6.4. ATOS LESIVOS
No Direito Administrativo Sancionador, as condutas estabelecidas como infrações são, como explica Márcio Ribeiro, hipóteses “concebidas propositadamente em termos amplos, por meio de conceitos jurídicos indeterminados, para abranger um maior número de situações decorrentes da complexa e multifacetária realidade da atividade administrativa281. Nisso reside uma diferença fundamental entre o Direito Administrativo Sancionador e o Direito Penal, pois este pressupõe uma tipificação da conduta que possibilite uma correspondência exata entre o fato e a descrição legal, com pouca ou nenhuma margem interpretativa.
Por outro lado, essa característica impõe ao aplicador da norma uma análise minuciosa do “caso concreto, em todas suas particularidades e condicionantes relevantes”, para enquadrá-lo, com fundamento nos princípios da proporcionalidade e da razoabilidade, em uma das hipóteses da Lei282. Outra decorrência dessa peculiaridade do Direito Administrativo Sancionador é a possibilidade de enquadramento múltiplo. Como as hipóteses descritas na Lei Anticorrupção são genéricas, uma mesma conduta pode se enquadrar em mais de um ato lesivo. Nestes casos,entretanto, não significa que haverá aplicação de uma mesma penalidade repetidas vezes para cada enquadramento decorrente da mesma conduta, mas apenas possível caracterização destas circunstâncias como agravantes, conforme previsão legal.
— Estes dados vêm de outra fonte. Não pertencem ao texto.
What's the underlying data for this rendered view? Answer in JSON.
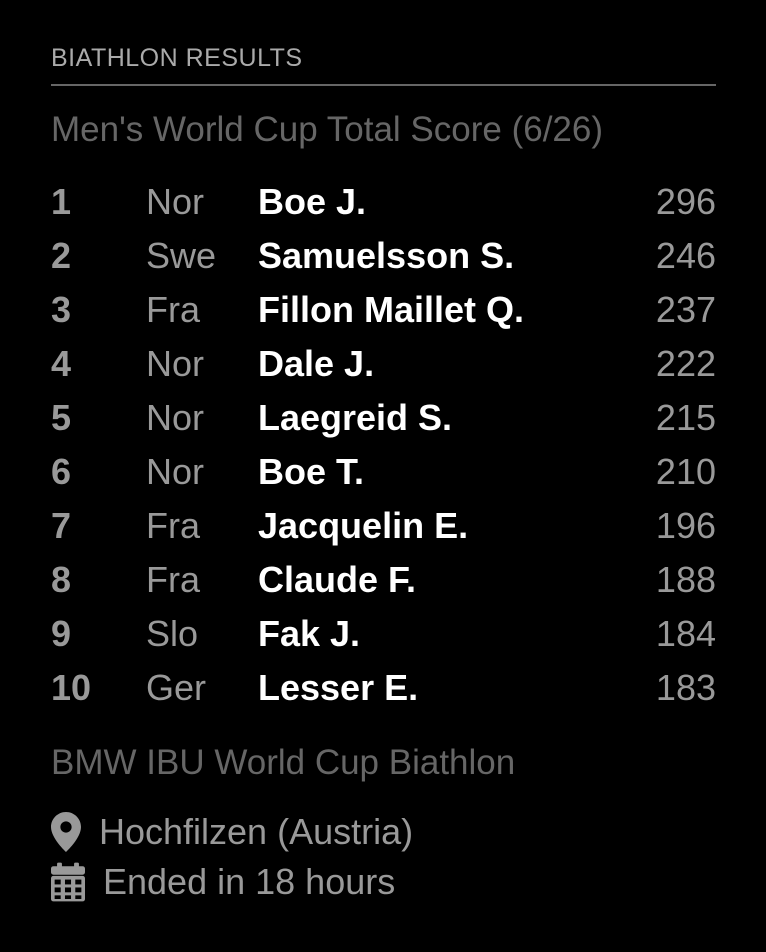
{
  "module": {
    "header": "Biathlon Results",
    "subtitle": "Men's World Cup Total Score (6/26)"
  },
  "results": [
    {
      "rank": "1",
      "nation": "Nor",
      "name": "Boe J.",
      "points": "296"
    },
    {
      "rank": "2",
      "nation": "Swe",
      "name": "Samuelsson S.",
      "points": "246"
    },
    {
      "rank": "3",
      "nation": "Fra",
      "name": "Fillon Maillet Q.",
      "points": "237"
    },
    {
      "rank": "4",
      "nation": "Nor",
      "name": "Dale J.",
      "points": "222"
    },
    {
      "rank": "5",
      "nation": "Nor",
      "name": "Laegreid S.",
      "points": "215"
    },
    {
      "rank": "6",
      "nation": "Nor",
      "name": "Boe T.",
      "points": "210"
    },
    {
      "rank": "7",
      "nation": "Fra",
      "name": "Jacquelin E.",
      "points": "196"
    },
    {
      "rank": "8",
      "nation": "Fra",
      "name": "Claude F.",
      "points": "188"
    },
    {
      "rank": "9",
      "nation": "Slo",
      "name": "Fak J.",
      "points": "184"
    },
    {
      "rank": "10",
      "nation": "Ger",
      "name": "Lesser E.",
      "points": "183"
    }
  ],
  "event": {
    "name": "BMW IBU World Cup Biathlon",
    "location": "Hochfilzen (Austria)",
    "location_icon": "map-marker-icon",
    "status": "Ended in 18 hours",
    "status_icon": "calendar-icon"
  },
  "colors": {
    "background": "#000000",
    "athlete_name": "#ffffff",
    "secondary_text": "#999999",
    "dim_text": "#666666"
  }
}
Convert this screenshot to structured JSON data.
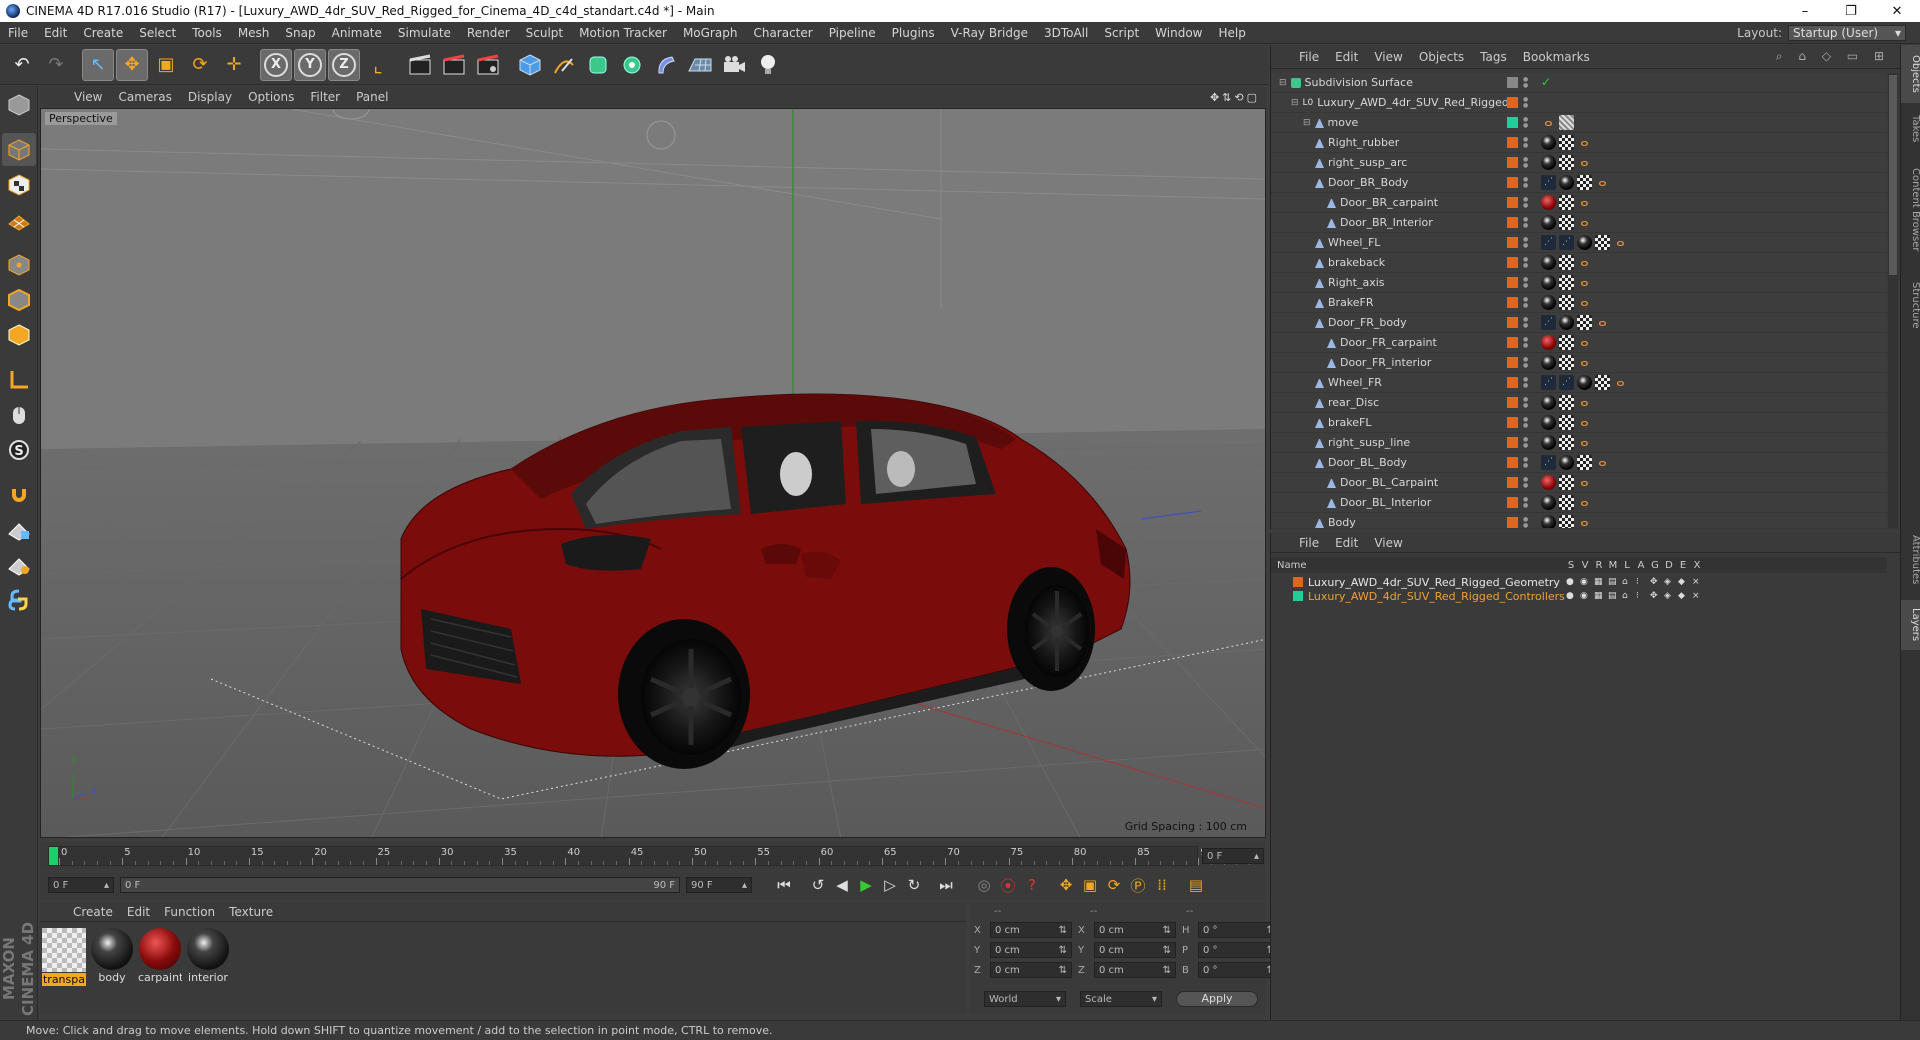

Nesse contexto, a Lei n° 12.846, de 2013, descreve as condutas que se enquadram como atos contra a Administração Pública em seu art. 5°. Dos onze atos lesivos estabelecidos na Lei, sete dizem respeito a licitações e contratos. As demais condutas possuem um campo de aplicação mais abrangente, podendo ocorrer tanto em contratações públicas, como em outras áreas, a exemplo de concessão de licenças, fiscalização da atividade privada por órgãos públicos (ambientais, autoridades sanitárias, tributárias, inspeções técnicas e vistorias pelo Corpo de Bombeiros etc.), celebração e execução de convênios.
Interessante notar que a conduta de pessoa jurídica que configura ato lesivo pode ocorrer no âmbito de licitações e contratos (inciso IV do art. 5°), ou, por exemplo, em procedimentos para obtenção de autorizações, licenças, permissões ou certidões, não caracterizando ato lesivo nos termos da Lei Anticorrupção, devendo, portanto, ser punida pela autoridade competente mediante o processo adequado, exceto se a conduta puder ser enquadrada nos demais incisos do art. 5°.
Assim, os ilícitos praticados por pessoas jurídicas nos procedimentos ou situações que não envolvem licitações e contratos podem se enquadrar nos demais atos lesivos previstos nos incisos I, II, III e V, a exemplo de pagamento de vantagem indevida a agente público, utilização de interposta pessoa para fins ilegais ou obstrução da fiscalização ou investigação do Poder Público.
Portanto, a ocorrência de resultado finalístico da conduta ou dano ao erário não são exigidos na Lei como elementos indispensáveis à caracterização dos tipos previstos em seu art. 5º.
282 RIBEIRO, Márcio de Aguiar. Responsabilização Administrativa de Pessoas Jurídicas à Luz da Lei Anticorrupção Empresarial. Belo Horizonte: Editora Fórum, 2017. p. 158.